Edgar S. Werner


Edgar S. Werner directed a school for stutterers located at 59 Lancaster St. Albany, New York (see Wingate, ms, p 87, and Potter, 1882, p. 103). Werner, himself a stutterer, who was able to become fluent, saw his own and others' stuttering to be a problem with the vocal system.

He received therapies from many well known elocutionists of his day, as well as from those known as quacks. His first therapist was David F. Newton, a stutterer who had a school in New York City. Newton was the student of Andrew Comstock of Philadelphia. Werner stayed at Newton's school for three weeks. His speech improved, but regressed when he went home.

Werner also received instruction from Robert M. Zug, also a stutterer and from several elocutionists in Germany: Dreutzer in Rostock Germany and Klencke in Hanover.

His own stuttering therapies were eclectic. He used elocution methods he had learned about, and adapted them to the individual.

Werner was best known for a journal he edited called, among other things "Werner's The Voice." In its early years, the journal had many articles on stuttering, also called stammering at that time. The Voice included translations of the writings of speech/voice specialists in Europe: Kreutzer, (from Rostock, Germany), Gunther, Kussmaul, Albert Gutzmann (Berlin), and Rafael Coen (Vienna, Austria) Hermann Klencke (Hanover, Germany). Werner also included in his journal a number of exposes of practitioners whom he considered to be "quacks": (Dr. Moses, Dr. Rivenburgh, Professor Grady). Werner's journal was published from 1879 through 1902.

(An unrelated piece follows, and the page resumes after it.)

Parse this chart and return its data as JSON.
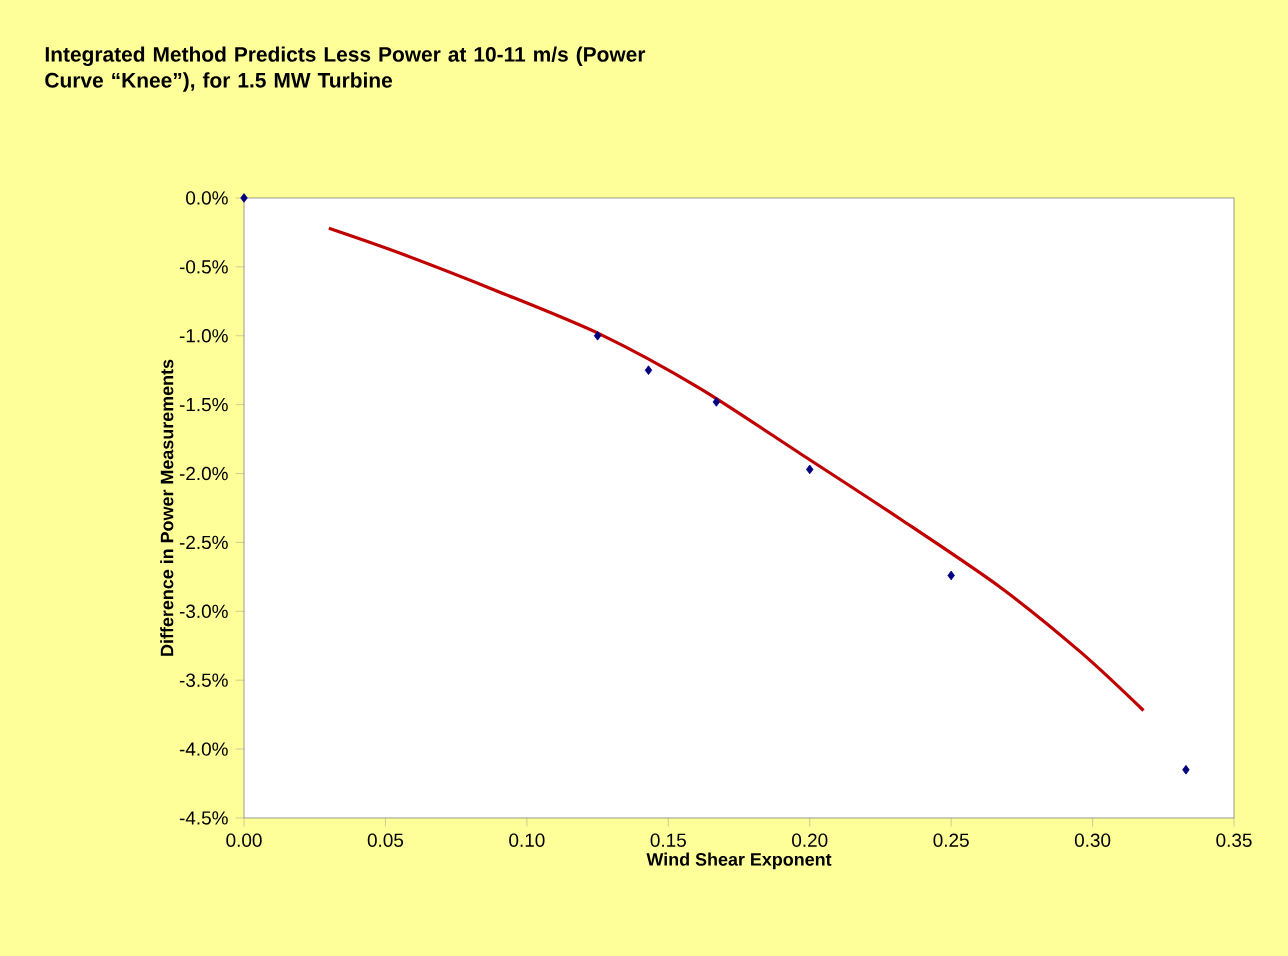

Werner's Writings, arranged chronologically

Articles published in the 1879 issues of his journal: The Voice

The difference between stuttering and stammering

Speech-sufferers misunderstood

Effect of the study of a foreign language upon stuttering

Medicine for stuttering

Swindling stutter-doctors, Vol 1 # 11, p. 126

Kreutzer's and Chervin's systems

The vocal apparatus

Stuttering-its cause, manifestations, effects, cure an early history. A paper read by Werner before the Albany Institute, Vol 1, 73-77 This article was widely distributed. Werner commented:

The paper read before the Albany Institute attracted wide attention, receiving favorable notices from papers as far off as New Zealand and Australia. Inasmuch as that and other numbers are out of print, we intend soon to publish a pamphlet containing our writings on stuttering. (Vol 5, p. 169)

Stuttering, as treated by Herr Kreutzer of Germany.

Articles published by Werner in the 1880 volume of his journal: The Voice

Swindling stutter doctors exposed (Vol 2, # 2)

Stuttering misunderstood (Vol 2, #3)

Is stuttering a visitation of providence? (Vol 2, #5)

What the music teacher's national association should aim to accomplish. (Vol 2 #6)

Articles published by Werner in 1881 volume of The Voice

Case of stuttering treated by the editor (p. 1-2). In this article, Werner describes the patient's condition, the treatment, the results, and his conclusions. He wrote that a cure for stuttering could not be effected in less than six months and that relaxation, good physical condition, and the absence of mental strain were keys to success. His approach involved exercising and remedial drill of different physical systems: respiratory, phonatory, and articulatory.

Later articles by Edgar S. Werner published in The Voice

Werner, E. (1889). Talks on stuttering. Werner's Voice Magazine, 11, #2, 24-25.

Werner, E, (1891). Stuttering and stammering. A historical glance at their treatment in America and a description of the workings of a contemporaneous institution. Werner's Voice Magazine Vol 13, #5, pp. 113-115.

Books by Werner

Werner, E. (1887). Werner's directory of elocutionists, readers, lecturers, nd other pubic instructors and entertainers. Edited by Elsie M. Willbor. NY: Author.

Writings about Edgar S. Werner

Lollich, LaNor Lois Lombard (1973). Theories of elocution in Werner's Magazine, 1879-1904. Unpublished Ph.D. dissertation. University of California at Los Angeles.

Merritt, Francine (1953). Werner's Magazine: Pioneer speech journal. Unpublished dissertation, Department of Speech, Louisiana State University.

Obituary Notes (January 25, 1919) The Publishers' Weekly, XCV, 251.